Incremental improvements in coverage have been the focus at both national and state levels for several years. But there are indications that lack of coverage is growing, and broader proposals, aimed at securing coverage for a large number of the uninsured, are beginning to get more attention—tax credits, employer or individual mandates, public program expansions, and various combinations. The plans differ widely in scope, cost and impact, but any of them would mean major change in the status quo.
What are the most talked-about proposals to cover the uninsured? How effective would they be in covering the most people at the lowest cost? How would each affect the private-public balance in providing insurance? What kind of reception will such proposals get on Capitol Hill, in the near future and in the longer term?

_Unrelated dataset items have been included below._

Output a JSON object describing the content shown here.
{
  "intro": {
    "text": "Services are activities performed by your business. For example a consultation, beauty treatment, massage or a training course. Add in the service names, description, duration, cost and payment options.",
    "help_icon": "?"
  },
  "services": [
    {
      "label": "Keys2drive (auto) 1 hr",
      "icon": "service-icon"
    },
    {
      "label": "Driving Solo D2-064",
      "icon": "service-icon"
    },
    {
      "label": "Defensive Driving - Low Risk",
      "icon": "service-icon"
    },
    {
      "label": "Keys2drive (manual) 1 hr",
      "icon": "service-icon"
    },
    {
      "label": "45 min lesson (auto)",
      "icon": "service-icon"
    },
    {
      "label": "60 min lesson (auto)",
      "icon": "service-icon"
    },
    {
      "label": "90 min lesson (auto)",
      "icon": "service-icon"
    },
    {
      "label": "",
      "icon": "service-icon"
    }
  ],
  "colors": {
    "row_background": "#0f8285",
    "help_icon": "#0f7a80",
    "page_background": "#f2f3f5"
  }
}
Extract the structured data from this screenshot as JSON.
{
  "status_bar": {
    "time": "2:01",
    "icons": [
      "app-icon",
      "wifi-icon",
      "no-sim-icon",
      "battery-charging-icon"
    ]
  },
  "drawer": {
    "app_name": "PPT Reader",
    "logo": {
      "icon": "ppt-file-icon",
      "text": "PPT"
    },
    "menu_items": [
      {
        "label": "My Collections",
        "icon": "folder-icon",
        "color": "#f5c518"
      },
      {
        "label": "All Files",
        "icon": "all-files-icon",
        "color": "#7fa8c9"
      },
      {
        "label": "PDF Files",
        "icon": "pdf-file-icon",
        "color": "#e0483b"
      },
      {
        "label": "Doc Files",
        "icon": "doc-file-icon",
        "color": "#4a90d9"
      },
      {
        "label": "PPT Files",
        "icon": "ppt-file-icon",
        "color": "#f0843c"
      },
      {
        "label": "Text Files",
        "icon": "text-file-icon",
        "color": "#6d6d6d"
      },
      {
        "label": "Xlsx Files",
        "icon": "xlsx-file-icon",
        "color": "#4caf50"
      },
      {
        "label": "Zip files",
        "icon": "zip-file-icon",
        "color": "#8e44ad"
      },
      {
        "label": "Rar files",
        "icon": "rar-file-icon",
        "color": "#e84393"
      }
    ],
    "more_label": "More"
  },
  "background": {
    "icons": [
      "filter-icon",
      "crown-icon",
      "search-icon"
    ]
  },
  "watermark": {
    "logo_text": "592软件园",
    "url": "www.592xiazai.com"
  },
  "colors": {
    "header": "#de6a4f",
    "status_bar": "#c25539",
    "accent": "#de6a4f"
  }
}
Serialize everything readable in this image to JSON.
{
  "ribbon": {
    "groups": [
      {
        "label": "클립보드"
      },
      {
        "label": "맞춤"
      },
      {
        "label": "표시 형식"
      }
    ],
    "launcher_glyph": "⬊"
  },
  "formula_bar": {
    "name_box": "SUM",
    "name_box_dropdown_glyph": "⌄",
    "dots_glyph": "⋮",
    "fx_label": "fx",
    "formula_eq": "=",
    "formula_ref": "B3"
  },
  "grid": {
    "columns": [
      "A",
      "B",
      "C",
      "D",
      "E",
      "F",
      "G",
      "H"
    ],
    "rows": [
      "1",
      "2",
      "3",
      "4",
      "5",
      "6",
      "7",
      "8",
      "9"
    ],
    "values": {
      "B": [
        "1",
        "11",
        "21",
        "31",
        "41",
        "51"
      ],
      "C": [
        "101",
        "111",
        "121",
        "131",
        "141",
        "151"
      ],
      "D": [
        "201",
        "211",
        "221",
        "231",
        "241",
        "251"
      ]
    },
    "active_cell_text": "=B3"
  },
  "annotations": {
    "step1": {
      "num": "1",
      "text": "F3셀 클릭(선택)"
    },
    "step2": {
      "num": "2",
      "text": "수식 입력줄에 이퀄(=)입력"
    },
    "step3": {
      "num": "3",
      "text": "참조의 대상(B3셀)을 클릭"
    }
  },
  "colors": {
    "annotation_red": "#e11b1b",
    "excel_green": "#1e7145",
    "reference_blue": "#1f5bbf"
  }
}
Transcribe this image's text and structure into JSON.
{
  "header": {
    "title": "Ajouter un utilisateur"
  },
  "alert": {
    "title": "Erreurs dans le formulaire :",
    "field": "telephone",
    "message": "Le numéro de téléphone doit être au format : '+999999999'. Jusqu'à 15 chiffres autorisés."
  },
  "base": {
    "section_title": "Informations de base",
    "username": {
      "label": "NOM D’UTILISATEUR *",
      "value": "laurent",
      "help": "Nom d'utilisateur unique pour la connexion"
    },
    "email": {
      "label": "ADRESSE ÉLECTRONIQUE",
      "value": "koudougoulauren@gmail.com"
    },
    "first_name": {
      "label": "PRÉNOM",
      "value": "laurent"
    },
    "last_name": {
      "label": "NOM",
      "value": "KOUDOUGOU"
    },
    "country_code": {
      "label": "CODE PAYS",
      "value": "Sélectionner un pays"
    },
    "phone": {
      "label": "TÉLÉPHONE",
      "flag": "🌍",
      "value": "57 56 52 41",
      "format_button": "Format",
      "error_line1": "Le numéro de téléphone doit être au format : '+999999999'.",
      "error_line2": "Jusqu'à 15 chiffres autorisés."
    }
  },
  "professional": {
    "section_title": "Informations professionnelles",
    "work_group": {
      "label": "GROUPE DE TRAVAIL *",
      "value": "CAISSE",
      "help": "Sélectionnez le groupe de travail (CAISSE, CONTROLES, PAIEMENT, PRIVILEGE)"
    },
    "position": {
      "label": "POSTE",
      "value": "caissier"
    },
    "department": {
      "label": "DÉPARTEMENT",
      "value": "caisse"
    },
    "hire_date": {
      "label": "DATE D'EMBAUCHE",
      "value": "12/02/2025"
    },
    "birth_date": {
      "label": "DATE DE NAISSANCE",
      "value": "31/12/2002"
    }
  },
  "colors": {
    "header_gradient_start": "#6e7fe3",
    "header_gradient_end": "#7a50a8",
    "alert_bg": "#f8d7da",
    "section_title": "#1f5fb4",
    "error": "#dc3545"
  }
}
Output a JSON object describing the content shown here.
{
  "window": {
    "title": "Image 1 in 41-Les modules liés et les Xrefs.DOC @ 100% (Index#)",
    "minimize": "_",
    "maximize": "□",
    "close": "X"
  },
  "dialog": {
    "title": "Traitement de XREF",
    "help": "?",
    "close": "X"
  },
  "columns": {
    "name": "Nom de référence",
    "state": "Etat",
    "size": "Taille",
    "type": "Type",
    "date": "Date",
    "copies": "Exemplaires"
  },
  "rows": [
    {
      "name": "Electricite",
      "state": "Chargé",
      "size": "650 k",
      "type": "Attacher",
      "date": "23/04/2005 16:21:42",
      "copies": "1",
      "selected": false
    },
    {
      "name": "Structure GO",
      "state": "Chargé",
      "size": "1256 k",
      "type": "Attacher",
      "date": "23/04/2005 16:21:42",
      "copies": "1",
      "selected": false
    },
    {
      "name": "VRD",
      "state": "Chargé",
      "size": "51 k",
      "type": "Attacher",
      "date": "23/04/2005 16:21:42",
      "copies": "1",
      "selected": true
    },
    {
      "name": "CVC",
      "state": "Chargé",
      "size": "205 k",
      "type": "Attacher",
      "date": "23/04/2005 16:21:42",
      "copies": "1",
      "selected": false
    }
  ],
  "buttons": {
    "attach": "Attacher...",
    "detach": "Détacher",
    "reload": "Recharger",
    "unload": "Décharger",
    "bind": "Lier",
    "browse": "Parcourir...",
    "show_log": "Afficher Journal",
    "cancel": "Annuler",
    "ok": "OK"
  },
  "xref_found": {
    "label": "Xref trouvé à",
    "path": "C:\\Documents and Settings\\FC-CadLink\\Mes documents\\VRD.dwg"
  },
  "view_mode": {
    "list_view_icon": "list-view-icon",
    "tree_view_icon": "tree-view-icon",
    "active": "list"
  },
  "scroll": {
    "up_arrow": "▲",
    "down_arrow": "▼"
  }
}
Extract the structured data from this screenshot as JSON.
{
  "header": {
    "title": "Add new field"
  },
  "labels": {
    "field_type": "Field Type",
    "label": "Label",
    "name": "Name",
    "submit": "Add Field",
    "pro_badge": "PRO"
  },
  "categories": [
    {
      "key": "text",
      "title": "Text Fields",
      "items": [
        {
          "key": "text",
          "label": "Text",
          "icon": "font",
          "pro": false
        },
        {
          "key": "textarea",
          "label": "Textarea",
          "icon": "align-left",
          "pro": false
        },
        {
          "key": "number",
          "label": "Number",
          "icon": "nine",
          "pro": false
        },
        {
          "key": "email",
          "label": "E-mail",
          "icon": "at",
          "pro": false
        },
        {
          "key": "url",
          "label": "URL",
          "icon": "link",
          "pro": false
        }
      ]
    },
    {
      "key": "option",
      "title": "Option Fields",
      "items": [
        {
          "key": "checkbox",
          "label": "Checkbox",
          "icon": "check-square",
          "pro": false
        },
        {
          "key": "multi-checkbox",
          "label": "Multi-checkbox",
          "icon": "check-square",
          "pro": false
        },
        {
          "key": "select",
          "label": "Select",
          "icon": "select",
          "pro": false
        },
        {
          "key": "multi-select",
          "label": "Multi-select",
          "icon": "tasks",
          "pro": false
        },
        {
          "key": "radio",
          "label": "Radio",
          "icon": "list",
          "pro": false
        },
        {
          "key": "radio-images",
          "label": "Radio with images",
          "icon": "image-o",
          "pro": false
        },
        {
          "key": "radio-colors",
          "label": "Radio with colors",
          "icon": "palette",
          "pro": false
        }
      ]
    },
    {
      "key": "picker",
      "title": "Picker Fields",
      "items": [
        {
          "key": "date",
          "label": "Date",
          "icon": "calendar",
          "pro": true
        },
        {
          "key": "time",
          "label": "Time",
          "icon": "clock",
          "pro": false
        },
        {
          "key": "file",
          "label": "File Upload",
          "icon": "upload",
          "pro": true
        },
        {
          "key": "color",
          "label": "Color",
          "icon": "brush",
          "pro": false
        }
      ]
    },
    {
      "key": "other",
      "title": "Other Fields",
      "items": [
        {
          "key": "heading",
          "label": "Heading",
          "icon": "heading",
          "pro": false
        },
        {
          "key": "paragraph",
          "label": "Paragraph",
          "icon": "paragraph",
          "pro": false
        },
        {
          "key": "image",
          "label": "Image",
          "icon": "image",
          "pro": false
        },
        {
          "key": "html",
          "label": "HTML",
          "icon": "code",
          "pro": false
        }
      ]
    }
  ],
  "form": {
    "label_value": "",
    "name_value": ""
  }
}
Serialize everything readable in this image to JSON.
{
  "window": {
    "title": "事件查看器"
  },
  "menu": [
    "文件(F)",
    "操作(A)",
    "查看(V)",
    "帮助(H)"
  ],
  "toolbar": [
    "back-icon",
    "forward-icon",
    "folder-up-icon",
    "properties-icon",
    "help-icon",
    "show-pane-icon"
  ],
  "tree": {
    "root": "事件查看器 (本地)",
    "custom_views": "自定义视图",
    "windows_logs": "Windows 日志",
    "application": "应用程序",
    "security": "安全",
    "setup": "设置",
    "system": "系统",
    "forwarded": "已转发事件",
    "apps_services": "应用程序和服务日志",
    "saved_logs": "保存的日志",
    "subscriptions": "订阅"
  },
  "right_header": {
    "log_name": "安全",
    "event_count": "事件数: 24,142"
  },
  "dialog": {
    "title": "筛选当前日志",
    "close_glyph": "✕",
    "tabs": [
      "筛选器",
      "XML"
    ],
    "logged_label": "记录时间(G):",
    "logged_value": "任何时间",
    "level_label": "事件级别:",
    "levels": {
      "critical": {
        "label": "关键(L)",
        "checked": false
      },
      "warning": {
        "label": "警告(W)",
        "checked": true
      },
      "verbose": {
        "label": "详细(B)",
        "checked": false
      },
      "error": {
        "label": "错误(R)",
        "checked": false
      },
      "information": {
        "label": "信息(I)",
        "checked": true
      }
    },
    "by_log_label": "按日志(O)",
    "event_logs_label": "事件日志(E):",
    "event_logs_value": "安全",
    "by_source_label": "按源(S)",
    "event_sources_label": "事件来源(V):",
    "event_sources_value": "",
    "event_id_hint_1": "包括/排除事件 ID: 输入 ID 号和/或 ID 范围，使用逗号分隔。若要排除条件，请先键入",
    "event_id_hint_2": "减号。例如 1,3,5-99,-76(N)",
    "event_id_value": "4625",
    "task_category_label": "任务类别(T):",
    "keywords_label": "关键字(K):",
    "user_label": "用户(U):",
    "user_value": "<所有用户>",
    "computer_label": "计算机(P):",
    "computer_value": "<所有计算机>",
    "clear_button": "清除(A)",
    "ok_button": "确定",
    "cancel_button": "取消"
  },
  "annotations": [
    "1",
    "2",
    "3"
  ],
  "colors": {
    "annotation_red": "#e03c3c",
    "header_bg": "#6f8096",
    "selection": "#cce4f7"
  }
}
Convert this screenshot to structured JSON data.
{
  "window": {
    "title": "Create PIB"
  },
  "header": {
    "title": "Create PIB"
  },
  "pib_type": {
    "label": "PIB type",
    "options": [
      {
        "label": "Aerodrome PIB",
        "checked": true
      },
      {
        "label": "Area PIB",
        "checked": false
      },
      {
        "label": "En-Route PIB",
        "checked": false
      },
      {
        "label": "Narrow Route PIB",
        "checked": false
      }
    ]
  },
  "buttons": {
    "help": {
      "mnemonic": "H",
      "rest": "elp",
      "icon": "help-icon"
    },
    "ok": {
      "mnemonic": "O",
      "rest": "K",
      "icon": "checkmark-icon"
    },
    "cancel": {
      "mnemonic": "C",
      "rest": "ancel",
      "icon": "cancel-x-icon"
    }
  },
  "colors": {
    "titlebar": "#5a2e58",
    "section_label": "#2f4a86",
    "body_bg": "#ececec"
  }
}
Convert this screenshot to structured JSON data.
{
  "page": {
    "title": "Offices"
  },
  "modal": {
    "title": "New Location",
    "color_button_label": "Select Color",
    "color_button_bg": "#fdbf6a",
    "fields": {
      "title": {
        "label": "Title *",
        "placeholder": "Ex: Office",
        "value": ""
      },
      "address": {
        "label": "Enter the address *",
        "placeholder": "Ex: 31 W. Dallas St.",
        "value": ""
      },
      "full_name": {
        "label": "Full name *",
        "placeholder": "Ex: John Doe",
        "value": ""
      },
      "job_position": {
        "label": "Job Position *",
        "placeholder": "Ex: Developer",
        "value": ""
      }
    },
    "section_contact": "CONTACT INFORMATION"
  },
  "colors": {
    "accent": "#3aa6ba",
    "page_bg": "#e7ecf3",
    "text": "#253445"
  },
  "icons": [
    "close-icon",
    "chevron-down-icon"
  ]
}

To help examine these questions and others, the Alliance for Health Reform and The Commonwealth Fund cosponsored a May 5, 2003 briefing. Speakers represented several different approaches for major coverage expansions. They were: Karen Davis, president of The Commonwealth Fund, and author of a new plan appearing last week in the journal Health Affairs; David Nexon, health policy director for the minority staff of the Senate Labor and Human Resources Committee; Colin Roskey, health policy advisor and counsel, Senate Finance Committee majority; Stephanie Kennan, senior health policy advisor to Senator Ron Wyden, who, with Senator Orrin Hatch, had put forward a plan to bring about a Congressional vote on a comprehensive coverage expansion; Jeff Lemieux, senior economist at the Progressive Policy Institute; and Neil Trautwein, director of employment policy at the National Association of Manufacturers. Ed Howard of the Alliance moderated the discussion.